Wspaniały dobór aktorów, owszem może i aktorzy dobrze dobrani do ról ale w Housie sam Hugh Laurie zjada całą obsadę Lost na śniadanie, poza Emersonem. Do tego również świetna rola Roberta Sean Leonarda i kilka innych bardzo dobrych lub dobrych kreacji.
Co House na to ? Może:
http://www.youtube.com/watch?v=wkDCmyF8SDI&feature=channel_page
http://www.youtube.com/watch?v=RcFoJYF7aHk
http://www.youtube.com/watch?v=NnEX-y4tP1k&feature=related
House ma inteligentne i błyskotliwe dialogi...;) niech Ci będzie skoro tak uważasz;P
Czy wy naprawdę jesteście tacy ślepi i nie widzicie jak lost zrobił się tandetny, nielogiczny, melodramatyczny i poprostu nudny?
Dziecko, te gimnazjalne odzywki zostaw dla swoich równie tępych jak ty kolegów.
Ty twoją obecnością tu utwierdziłeś mnie w przekonaniu, że internet to nie miejsce dla dzieci, więc zmykaj stąd bo mama będzie na ciebie zła!!!
W takim razie jestem genialnym dzieckiem, bo studiuję i to na politechnice a skoro jestem genialny i uważam, że serial został spieprzony to musze mieć rację a ty i Tobie podobni się mylicie bo jesteście mniej inteligentni. Fakty mówią same za siebie, najinteligentniejszym się nie podobało.
micmur13 chłopie weź rozbieg i walnij sie z całej siły w ściane to moze ci pomoże. lepiej już oddaj kompa mamie żeby w simsy pograła.. co do lostów to im dalej w las tym gorzej.. I wcale nie dlatego że mam problem z rozkminieniem wątków. Po prostu taka prawda. Chcieli robić z tego klan i wpychali 1000 wątków co odcinek a potem sie okazało że mają to zamknąć w 6 sezonach i zaczęłą sie jazda żeby to wszystko jakoś złączyć w całość. Musiało sie skończyć kiłą.
Melodramatyczny? Tu się zgodzę. Mój kolega na to jak mu powiedziałam, że to oglądam: Hahahaha, o co chodzi z wciskaniem tego guzika. Oglądałem to rok temu, ale nadal nie rozumiem xD
Ale ogólnie serial lubię chociaż moja ulubiona bohaterka zmarła w 2 sezonie :/
Jeżeli nie zrozumiał tak banalnej rzeczy to raczej ciężko to nazwać "oglądaniem" ;] .. bardziej pasowałoby " Rok temu siedziałem przed telewizorem i gapiłem się bezczynnie w ekran ..." ;]
może i sie zrobił ale wnosi niesamowitą historie,kolejne losy bohaterów.To jest to czego nie ma ani House ani Monk ani inny badziew.
Litości.
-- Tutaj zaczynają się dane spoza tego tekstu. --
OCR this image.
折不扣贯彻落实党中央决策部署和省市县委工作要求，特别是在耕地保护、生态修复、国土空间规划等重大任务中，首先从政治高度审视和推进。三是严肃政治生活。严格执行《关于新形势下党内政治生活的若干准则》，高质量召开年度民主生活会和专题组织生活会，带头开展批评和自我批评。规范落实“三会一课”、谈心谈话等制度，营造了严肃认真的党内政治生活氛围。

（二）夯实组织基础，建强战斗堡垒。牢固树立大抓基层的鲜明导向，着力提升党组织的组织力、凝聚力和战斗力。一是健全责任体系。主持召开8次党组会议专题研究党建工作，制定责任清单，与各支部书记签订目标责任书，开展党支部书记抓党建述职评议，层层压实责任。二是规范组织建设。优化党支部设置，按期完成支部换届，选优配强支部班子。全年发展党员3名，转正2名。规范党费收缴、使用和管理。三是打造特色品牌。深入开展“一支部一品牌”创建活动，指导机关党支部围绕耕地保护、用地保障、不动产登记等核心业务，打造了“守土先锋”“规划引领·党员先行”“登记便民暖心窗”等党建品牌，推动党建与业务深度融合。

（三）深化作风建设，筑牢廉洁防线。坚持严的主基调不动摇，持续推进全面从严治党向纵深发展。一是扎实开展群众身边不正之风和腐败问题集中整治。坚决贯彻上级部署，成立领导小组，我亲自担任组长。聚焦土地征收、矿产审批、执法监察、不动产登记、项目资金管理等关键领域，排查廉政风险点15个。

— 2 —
W pierwszych seriach Zagubieni byli u nas strasznie popularni, ale z biegiem czasu tracili na popularności. Na tyle, że TVP1 nie puściła nawet ostatniej serii. Coraz więcej ludzi się gubiło, ale najwierniejsi fani pozostali (muszę w końcu obejrzeć ostatni sezon). A House jest świetny :P.
TVP1 jeszcze nie dała jeszcze ostatniej serii, bo u nich bieda aż piszczy ;] Wg doniesień serwisu darlton.pl emisja jest planowana na wiosnę przyszłego roku. Ci, którym zależało na zobaczeniu ostatniej serii i tak nie czekali by do września, tylko ściągali z sieci, tak jak to było w serii 5. A na wiosnę kupią od ABC za pół darmo, bo będzie już po polskiej premierze dvd i blue-ray
zależy-
-czy poszukujesz chwili rozrywki (House- nie pogubisz się ale jest wesolo:)- zeby nie bylo- bardzo lubie Housa)
-czy szukasz historii ktora Cie wciagnie i pochlonie - w moim wypadku na lata- :))) (Lost)
dlaczego serial musi tracic na tym, ze ludzie są za mało inteligentni żeby cokolwiek zrozumieć?
Na niektóre posty wątpliwej mądrosci się nie wypowiem. Rozumiem sa różne gusta, ale przesadą jest takie miejsce dla genialnego serialu którym jest Lost.
http://www.youtube.com/watch?v=AsCBrqy_Wv8&feature=related
co racja to racja! Losted na prezydenta!!!!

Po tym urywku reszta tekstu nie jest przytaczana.